Initial Angular Momentum and Flow in High Energy Nuclear Collisions
Abstract
We study the transfer of angular momentum in high energy nuclear collisions from the colliding nuclei to the region around midrapidity, using the classical approximation of the Color Glass Condensate (CGC) picture. We find that the angular momentum shortly after the collision (up to times ~ 1/Qs, where Qs is the saturation scale) is carried by the "beta-type" flow of the initial classical gluon field, introduced by some of us earlier. betai ~ mu1 nablai mu2 - mu2 nablai mu1 (i=1,2) describes the rapidity-odd transverse energy flow and emerges from Gauss' Law for gluon fields. Here mu1 and mu2 are the averaged color charge fluctuation densities in the two nuclei, respectively. Interestingly, strong coupling calculations using AdS/CFT techniques also find an energy flow term featuring this particular combination of nuclear densities. In classical CGC the order of magnitude of the initial angular momentum per rapidity in the reaction plane, at a time 1/Qs, is |dL2/d eta| ~ RA/Qs3 epsilon0/2 at midrapidity, where RA is the nuclear radius, and epsilon0 is the average initial energy density.
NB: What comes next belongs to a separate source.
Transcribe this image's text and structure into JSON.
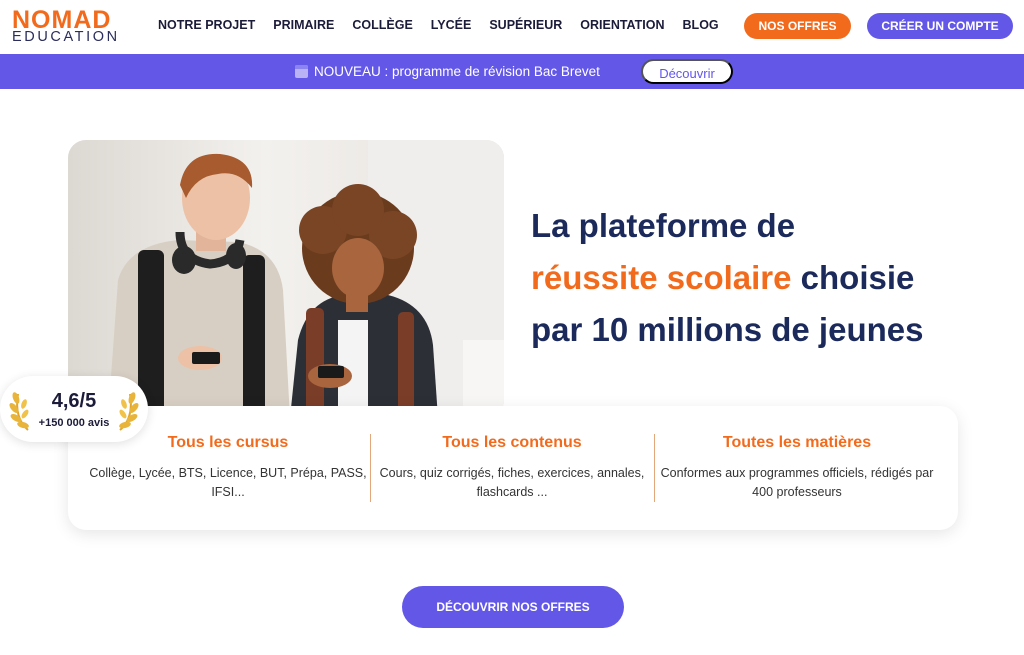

This result emerges as a cancellation between a vortex of energy flow in the reaction plane aligned with the total angular momentum, and energy shear flow opposed to it. We discuss in detail the process of matching classical Yang-Mills results to fluid dynamics. We will argue that dissipative corrections should not be discarded to ensure that macroscopic conservation laws, e.g. for angular momentum, hold. Viscous fluid dynamics tends to dissipate the shear flow contribution that carries angular momentum in boost-invariant fluid systems. This leads to small residual angular momentum around midrapidity at late times for collisions at high energies.